The next day has the Daily Prophet’s front page covered not with a picture from the Halloween Ball, but that of Lily and James Potter, pale and sunken-eyed and dead dancing together between trick-or-treaters.
They are unmistakable. Severus stares at the paper for a whole minute before stalking out of the Great Hall, cloak whipping angrily behind him.
There, in from of Albus, the newspaper writes, NECROMANCER IN GODRIC’S HOLLOW, THE POTTERS’ REST DISTURBED!
But Albus’ attention is on the cloak around James’ shoulders, a familiar cloak that flares with every spin and twirl, the Potter scion’s boyish smile matching the youthful joy on Lily’s face.

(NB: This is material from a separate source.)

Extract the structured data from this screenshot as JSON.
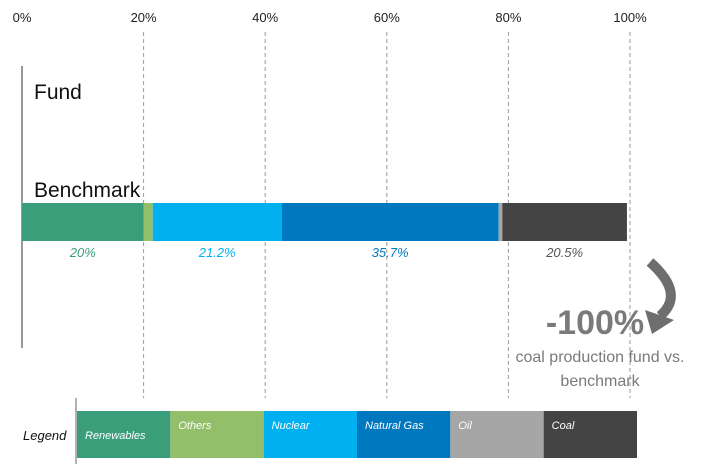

And suddenly, Albus thinks of Blood Magic and blackened blood and a missing son and Sirius’s death, murder—
He remembers Tom Riddle. A charming young orphan, the son of an arrogant noble and a desperate witch, and the mirrored image is distorted, not quite a perfect reflection. He remembers Severus Snape, cursing James Potter and calling him cruel, entitled and spoiled—the cruel, ruthless Severus Snape, who had been Lily Evans’ friend long before Hogwarts, Lily Evans who is the sister of the spiteful and cruel Petunia, and wonders…

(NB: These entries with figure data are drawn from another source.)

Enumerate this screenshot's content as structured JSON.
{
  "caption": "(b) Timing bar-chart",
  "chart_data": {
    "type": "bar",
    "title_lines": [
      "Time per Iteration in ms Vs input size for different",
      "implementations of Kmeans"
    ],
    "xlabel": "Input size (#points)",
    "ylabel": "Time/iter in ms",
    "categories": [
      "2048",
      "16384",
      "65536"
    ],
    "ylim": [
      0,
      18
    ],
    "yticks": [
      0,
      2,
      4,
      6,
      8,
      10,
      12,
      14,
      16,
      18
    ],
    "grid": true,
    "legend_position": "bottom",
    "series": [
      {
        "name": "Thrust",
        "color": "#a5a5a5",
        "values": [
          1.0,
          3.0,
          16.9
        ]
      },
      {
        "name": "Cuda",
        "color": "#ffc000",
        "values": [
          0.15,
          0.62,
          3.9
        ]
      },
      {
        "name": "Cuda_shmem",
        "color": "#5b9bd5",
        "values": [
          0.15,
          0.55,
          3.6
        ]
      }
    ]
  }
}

They had both been charming people. Gryffindors. Good people. Amazing at magic.
But Sirius had proven that not all Gryffindors were noble or good. Lily had proven to be a practitioner of Blood Magic, and James…
Albus thinks of the Tale of the Three Brothers. James was Ignotus’ descendant. The descendant of a wizard who, past the decorations of storytelling, was the brother of a powerful wand maker and of a wizard who created the Resurrection Stone. Necromancy may be Tom’s heritage, but that did not mean it was absent from James’ own.
Albus suddenly knew who had cursed Petunia. Knew who had taken Harry, stolen—recovered—the Cloak, killed Sirius, and who knew what more.
And as the newspaper trembled in his hands, he found himself considering the meaning of the Prophecy once again.
The one who called for Lord Voldemort’s equal.